Anyone who lives abroad goes through personal growth and changes, and I can’t just fall back into the person I was. I just left the place I called home for a year and I have returned to a place where I don’t have a “home.” I am traveling across the country with all of my belongings so getting back into a routine will take some time.
2. Everyone else’s life continued without me.
Something you can’t prepare yourself for is the fact that everyone else’s life kept going and you weren’t a part of it. They also weren’t really a part of your life so it’s hard to relate to one another. I still feel like I am on vacation here in America and that tomorrow I will leave on a plane headed back to Korea.
3. I’m fielding tons of questions about my plans for the future.
I forgot the pressure that 30-year-olds face. The expat community passes no judgment–there is no ageism, sexism or racism, so returning home and being bombarded with questions is really frustrating. It’s not that I don’t have a plan it’s just that I don’t see life the same way anymore, so I don’t feel like my goals have to match up with those of the masses. Anyone who chooses to live abroad is creating her own path, and coming back to America doesn’t mean that I am finished carving out my own road.
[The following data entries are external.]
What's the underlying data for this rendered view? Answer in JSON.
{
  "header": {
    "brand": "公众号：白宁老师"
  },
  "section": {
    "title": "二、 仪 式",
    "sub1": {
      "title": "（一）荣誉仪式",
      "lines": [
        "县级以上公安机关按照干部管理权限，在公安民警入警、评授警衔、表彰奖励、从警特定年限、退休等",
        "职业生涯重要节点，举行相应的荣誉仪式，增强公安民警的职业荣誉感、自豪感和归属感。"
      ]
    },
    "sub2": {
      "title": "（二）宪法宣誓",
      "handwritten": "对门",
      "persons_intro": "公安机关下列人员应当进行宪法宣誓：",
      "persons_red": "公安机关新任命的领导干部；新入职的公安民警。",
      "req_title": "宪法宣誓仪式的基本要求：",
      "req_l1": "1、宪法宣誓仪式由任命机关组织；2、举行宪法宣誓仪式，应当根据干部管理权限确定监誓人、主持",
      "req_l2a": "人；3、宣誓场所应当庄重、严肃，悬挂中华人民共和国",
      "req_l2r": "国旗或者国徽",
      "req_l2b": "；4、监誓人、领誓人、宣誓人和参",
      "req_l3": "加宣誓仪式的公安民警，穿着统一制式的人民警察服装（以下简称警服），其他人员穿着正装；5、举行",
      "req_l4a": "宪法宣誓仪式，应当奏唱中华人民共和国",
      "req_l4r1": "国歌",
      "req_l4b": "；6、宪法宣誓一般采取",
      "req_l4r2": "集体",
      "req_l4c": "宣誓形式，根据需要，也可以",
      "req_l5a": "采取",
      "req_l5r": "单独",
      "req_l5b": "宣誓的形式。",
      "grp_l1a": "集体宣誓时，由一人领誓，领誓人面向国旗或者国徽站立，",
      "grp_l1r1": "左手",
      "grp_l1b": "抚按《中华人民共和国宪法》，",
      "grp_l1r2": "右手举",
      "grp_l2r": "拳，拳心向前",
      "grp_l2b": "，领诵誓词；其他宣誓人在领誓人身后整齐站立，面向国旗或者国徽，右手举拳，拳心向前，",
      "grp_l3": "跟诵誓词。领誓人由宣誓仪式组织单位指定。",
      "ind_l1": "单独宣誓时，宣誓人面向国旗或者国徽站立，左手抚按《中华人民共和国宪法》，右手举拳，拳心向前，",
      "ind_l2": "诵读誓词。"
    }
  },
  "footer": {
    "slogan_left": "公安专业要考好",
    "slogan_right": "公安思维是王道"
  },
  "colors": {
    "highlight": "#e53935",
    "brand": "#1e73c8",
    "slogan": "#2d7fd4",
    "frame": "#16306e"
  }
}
4. It’s no longer accepted to reach out to other people–simply because they’re speaking English.
The expat community is really friendly and accepting, and coming back to America, I’ve felt that it’s strange to not reach out to people in coffee shops, on planes, or buses, or in restaurants. I forgot how insular we can be when we are in our comfort zone. The best part of living abroad are all the people you meet, so coming back and having a seven-hour bus ride next to someone who speaks English and not having one conversation is extremely strange.
I know that once I get more settled, everything will feel more normal, but for now it still feels strange to be back. I feel torn within myself. I want to hold onto the person who I was abroad and not fall back into old routines. I want hold onto the fearless feeling I had when I left Korea. I don’t want to get caught up in the superficial ways of America. At the same time I want to reconnect with all of my friends, without losing my friends in Korea. It will be hard and a new challenge, but I am excited to be back. Plus, the best thing about being back is that now I know I can always leave whenever I want.